The sexual abuse of girls within their homes—and possibly and probably from their fathers, brothers, uncles, and other men known to them—may explain the dismaying finding that the rates of early pregnancy are continuing to climb even in the midst of a pandemic.
Commission on Population and Development executive director Juan Antonio Perez III said that about 40 to 50 girls between 10 and 14 years give birth every week in the country. Of this number, Perez disclosed that two 10-year-olds, one from Metro Manila and the other from the Calabarzon region, were counted among the new mothers. Which prompts one to ask: How did these girls get pregnant when for the past year they were mostly kept on lockdown in their homes?
As writer Ninotchka Rosca pointed out in a Facebook comment: “First, who are the men impregnating these kids, and what are their ages? This problem will never be resolved if people keep thinking it’s only a woman’s or girl’s issue. Five hundred years of telling girls not to do it but ignoring the men who do hasn’t cut it, is not cutting it, and won’t cut it.”
Last November, the survey firm Social Weather Stations found that, to 59 percent of Filipinos, early teenage pregnancy was “the most important problem of women today” in the country. The next most important perceived problems are physical violence and unexpected pregnancy, both at a far 11 percent. A total of 7 percent each said they believed sexual and emotional violence was a problem, while 4 percent said women’s most important problem was their inability to access family planning information and services. Certainly, that is trenchant commentary on the welfare of women and girls today and their travails on the reproductive health front.
Sen. Nancy Binay has filed a Senate resolution calling for greater government attention and action on the problem of early pregnancies, which she described as “a national emergency.” “This is the ninth year since 2011 that the (teenage pregnancy) rate has increased,” the senator noted, with one out of every 10 pregnancies here involving teenage mothers.
The problem goes beyond that of the young mother, her baby, and her family, though it has its most immediate and powerful impact on their lives. The World Health Organization reports that, globally, the leading causes of death among girls aged 15-19 years are complications related to pregnancy and childbirth. Then, too, there is the longer-lasting impact of unplanned motherhood. A young mother’s education, said Binay, “may end and her job prospects diminish. She becomes more vulnerable to poverty and exclusion, and her health often suffers.”
Per a report by the Philippine News Agency, summarizing economist Dr. Alejandro Herrin’s conclusion on the economic impact of early childbearing: “Adolescents who have begun childbearing were less likely to complete secondary education, resulting in a significant decrease in total lifetime earnings.” This has an impact in turn on the general economy, with the loss of otherwise productive income-earning and generating young people from the labor force. Imagine, too, the impact on the lives of their children who are doomed to live out a vicious cycle of poverty. Already, there are findings that babies born to young mothers are handicapped from the start by low birth weight and the prospect of poor health throughout childhood.

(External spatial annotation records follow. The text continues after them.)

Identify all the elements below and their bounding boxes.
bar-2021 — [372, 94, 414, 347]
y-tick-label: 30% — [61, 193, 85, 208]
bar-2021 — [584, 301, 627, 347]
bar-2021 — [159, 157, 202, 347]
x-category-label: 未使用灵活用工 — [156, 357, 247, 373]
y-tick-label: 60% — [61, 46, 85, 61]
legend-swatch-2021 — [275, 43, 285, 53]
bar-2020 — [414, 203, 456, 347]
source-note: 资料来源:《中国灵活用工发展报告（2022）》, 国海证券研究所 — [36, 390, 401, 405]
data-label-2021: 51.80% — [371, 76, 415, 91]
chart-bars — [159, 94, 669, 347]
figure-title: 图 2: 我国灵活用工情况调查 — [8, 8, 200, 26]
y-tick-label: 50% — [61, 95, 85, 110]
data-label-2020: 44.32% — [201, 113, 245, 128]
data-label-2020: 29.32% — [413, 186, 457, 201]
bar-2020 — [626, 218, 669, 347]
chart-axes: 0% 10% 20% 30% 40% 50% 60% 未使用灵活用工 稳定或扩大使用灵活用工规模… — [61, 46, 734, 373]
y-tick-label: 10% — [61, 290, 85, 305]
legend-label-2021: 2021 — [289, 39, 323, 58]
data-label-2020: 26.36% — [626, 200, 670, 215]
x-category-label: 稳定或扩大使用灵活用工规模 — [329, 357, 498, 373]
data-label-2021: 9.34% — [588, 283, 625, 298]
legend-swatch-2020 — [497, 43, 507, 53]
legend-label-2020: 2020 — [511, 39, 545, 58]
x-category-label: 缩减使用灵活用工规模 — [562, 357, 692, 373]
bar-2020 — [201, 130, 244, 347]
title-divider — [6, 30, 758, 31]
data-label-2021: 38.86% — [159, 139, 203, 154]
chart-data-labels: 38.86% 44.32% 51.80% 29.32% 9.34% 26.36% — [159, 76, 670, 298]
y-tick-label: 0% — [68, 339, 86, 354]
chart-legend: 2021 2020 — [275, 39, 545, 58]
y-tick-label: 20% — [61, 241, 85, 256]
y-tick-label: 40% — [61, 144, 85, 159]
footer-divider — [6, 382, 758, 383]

“If the increase of teenage pregnancy cases will not be resolved, it will add more burden to our health care system, our economy, and, in the long run, our plans for the next generation,” warned Sen. Risa Hontiveros, author of a pending “teenage pregnancy prevention” bill. Rep. Maria Lourdes Acosta-Alba, who filed a counterpart bill in the House, said that early pregnancy “takes away the future of our young girls and restricts them (from reaching) their full potential and making decisions that affect their own lives.”
It’s time the national and local governments recognized early pregnancy and its causes (including those who cause it) as, in truth, a “national emergency.” For what affects girls affects us all.